As I mentioned earlier, there's an incredible amount of diversity among CSS frameworks. This is largely due to the circumstances that lead to their creation. Most frameworks are the result of a studio or an individual creating a starting point and system that allow them to build their sites more efficiently. Of course, we don't all work the same way or even have the same focus. So part of what you'll need to do when deciding on a framework is to find the one that best fits your workflow. In preparation for this course, I researched dozens of frameworks, and categorize their features and their focus.
This means that the structure and styling for form elements, UI components, page layout, and even scripting for site functionality is often included. While these frameworks typically add the most overhead to sites, they also give authors the most complete set of tools to build the entire front end of projects. Comprehensive frameworks are similar to UI frameworks in that they try to provide a full set of tools, but rather than focusing on developing the entire front end of a project, they instead focus on controlling as many aspects of styling as possible.

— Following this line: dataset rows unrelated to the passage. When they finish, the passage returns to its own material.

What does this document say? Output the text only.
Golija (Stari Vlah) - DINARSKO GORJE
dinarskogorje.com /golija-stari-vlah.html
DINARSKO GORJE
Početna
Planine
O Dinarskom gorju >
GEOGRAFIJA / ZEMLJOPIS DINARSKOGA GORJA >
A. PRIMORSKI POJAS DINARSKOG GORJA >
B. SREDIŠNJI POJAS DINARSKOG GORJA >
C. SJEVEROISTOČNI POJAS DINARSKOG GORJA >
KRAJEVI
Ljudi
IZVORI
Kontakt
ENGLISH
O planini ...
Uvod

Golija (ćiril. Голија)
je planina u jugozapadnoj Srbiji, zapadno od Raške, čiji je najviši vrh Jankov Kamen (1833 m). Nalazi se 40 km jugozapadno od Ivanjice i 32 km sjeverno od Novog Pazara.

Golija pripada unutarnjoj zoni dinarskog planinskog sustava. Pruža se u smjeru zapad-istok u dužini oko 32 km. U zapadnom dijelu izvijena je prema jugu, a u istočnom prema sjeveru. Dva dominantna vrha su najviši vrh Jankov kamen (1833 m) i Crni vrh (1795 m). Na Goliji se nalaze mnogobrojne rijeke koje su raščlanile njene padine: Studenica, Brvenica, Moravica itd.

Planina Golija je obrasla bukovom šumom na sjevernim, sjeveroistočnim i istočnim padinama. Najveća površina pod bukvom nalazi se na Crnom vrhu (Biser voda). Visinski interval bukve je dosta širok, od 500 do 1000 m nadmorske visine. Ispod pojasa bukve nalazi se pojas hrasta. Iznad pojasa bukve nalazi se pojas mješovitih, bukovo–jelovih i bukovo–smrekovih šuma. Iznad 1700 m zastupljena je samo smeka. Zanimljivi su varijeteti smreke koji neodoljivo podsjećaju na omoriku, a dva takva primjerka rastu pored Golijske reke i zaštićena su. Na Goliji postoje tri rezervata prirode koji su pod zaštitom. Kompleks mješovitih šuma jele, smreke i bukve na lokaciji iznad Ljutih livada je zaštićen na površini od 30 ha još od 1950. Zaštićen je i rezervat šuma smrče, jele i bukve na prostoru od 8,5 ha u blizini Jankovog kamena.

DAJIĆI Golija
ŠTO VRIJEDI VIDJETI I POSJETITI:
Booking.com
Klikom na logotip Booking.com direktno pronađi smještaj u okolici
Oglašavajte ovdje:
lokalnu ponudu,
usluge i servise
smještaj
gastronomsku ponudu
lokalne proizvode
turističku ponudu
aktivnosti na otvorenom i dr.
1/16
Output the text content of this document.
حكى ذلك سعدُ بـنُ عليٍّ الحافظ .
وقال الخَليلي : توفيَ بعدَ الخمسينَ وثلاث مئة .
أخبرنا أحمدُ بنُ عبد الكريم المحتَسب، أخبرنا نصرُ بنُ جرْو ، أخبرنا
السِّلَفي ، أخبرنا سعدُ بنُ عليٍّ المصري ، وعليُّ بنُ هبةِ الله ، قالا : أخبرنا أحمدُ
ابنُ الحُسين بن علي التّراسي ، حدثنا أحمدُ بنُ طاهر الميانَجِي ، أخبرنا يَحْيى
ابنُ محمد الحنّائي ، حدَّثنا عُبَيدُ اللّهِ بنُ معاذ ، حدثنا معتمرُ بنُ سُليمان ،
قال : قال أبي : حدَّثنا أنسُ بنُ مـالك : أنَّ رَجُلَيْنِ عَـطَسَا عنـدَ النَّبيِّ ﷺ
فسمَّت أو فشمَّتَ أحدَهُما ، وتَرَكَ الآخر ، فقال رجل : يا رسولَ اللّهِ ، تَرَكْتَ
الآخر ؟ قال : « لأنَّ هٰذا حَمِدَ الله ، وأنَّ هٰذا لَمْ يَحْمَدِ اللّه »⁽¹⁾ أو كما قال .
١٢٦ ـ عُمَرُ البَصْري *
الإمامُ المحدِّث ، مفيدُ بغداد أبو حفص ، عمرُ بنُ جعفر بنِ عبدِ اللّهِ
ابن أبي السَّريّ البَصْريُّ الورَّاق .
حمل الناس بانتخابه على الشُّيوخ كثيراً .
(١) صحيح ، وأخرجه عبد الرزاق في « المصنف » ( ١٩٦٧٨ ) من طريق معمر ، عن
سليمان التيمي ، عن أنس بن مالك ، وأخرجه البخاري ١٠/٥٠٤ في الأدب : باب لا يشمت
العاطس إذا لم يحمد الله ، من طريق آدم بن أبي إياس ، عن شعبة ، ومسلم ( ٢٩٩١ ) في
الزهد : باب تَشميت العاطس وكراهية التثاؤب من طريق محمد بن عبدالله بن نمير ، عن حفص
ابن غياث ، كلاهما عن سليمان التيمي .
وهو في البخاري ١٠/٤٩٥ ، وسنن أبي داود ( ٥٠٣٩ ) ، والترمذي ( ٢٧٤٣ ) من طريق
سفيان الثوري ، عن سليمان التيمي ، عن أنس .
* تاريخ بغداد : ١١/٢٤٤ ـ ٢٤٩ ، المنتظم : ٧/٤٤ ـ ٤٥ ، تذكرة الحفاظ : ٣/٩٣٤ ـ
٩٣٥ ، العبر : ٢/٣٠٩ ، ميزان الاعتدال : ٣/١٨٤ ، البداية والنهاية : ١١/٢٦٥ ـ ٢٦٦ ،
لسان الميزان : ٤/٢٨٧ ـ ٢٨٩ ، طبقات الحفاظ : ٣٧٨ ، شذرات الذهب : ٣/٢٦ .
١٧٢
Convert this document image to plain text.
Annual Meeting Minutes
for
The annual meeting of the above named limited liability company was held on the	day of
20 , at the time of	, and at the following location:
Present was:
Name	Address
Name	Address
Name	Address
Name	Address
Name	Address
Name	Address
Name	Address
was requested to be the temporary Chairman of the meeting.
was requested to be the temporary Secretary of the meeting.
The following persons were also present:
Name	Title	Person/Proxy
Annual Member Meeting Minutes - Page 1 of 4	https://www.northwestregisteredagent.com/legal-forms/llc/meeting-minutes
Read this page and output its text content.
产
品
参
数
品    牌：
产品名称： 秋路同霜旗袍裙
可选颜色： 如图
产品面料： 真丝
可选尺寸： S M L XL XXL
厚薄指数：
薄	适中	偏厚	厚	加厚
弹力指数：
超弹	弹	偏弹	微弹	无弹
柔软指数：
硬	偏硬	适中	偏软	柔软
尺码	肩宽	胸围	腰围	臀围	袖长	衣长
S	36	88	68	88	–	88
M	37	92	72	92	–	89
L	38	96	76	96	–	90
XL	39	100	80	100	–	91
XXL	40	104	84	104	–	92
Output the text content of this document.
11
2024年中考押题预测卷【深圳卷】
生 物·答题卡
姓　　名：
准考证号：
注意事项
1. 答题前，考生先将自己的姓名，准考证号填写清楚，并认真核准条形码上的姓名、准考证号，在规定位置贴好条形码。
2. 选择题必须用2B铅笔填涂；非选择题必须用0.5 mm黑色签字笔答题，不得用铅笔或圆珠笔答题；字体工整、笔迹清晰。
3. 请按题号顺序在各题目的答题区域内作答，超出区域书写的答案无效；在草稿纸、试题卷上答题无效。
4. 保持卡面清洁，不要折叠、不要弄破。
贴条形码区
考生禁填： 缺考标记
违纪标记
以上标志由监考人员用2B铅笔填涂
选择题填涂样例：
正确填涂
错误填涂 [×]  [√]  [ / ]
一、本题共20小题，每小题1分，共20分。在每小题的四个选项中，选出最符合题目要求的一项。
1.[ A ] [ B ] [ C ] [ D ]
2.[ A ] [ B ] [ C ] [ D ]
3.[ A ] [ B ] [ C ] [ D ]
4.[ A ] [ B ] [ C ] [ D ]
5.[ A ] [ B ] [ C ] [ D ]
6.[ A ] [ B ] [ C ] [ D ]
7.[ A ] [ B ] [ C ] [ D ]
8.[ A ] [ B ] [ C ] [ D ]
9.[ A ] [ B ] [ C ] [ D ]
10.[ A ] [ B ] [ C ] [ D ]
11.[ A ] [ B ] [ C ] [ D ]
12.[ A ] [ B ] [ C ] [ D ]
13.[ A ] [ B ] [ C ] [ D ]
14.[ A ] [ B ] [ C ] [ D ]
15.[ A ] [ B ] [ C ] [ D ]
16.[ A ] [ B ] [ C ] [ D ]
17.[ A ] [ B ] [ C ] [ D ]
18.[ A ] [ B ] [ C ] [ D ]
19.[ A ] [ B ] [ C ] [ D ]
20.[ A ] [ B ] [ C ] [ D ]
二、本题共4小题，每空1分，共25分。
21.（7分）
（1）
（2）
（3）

These will typically include a set of styles to ensure cross-browser consistency as well as styling for common elements, forms, typography, and layout. The goal of these frameworks is to cover as many aspects of page design as possible in the hopes of reducing the overall time required to produce finished sites. As you can imagine, these frameworks can add a fair amount of overhead to sites as well, and it's not uncommon to find yourself only using a portion of the entire framework. However, from a capability standpoint, a comprehensive framework can save you a tremendous amount of time when starting a new project, and can often address styling issues that you may not have even considered.
Minimal frameworks take a decidedly different approach, rather than trying to encompass every aspect of site design, they focus on establishing a stable base for projects to start from and leave the bulk of the styling up to the designer. While they might include basic styling for site typography and layout, they are more concerned with creating consistency with the smallest footprint possible. Obviously, this is a very different strategy from comprehensive frameworks, and you'll probably find yourself drawn to one over the other, based on your own personal styling philosophy.
Of course, these are merely arbitrary categories that I have created to try to describe the different types of frameworks available. In reality, many frameworks are a mixture of types and capabilities, others might have a specific focus, such as creating responsive sites or working with HTML5. While it's helpful to have a specific scope in mind when choosing a framework, you'll still need to examine any framework carefully to make sure that it's the right tool for the job. It's also worth noting that many frameworks are designed to work exclusively with CSS Preprocessors like Sass and LESS.
Because they are outside the scope of this course, I won't be covering those frameworks. However, if you're currently using Sass or LESS, be sure to explore their associated frameworks as well.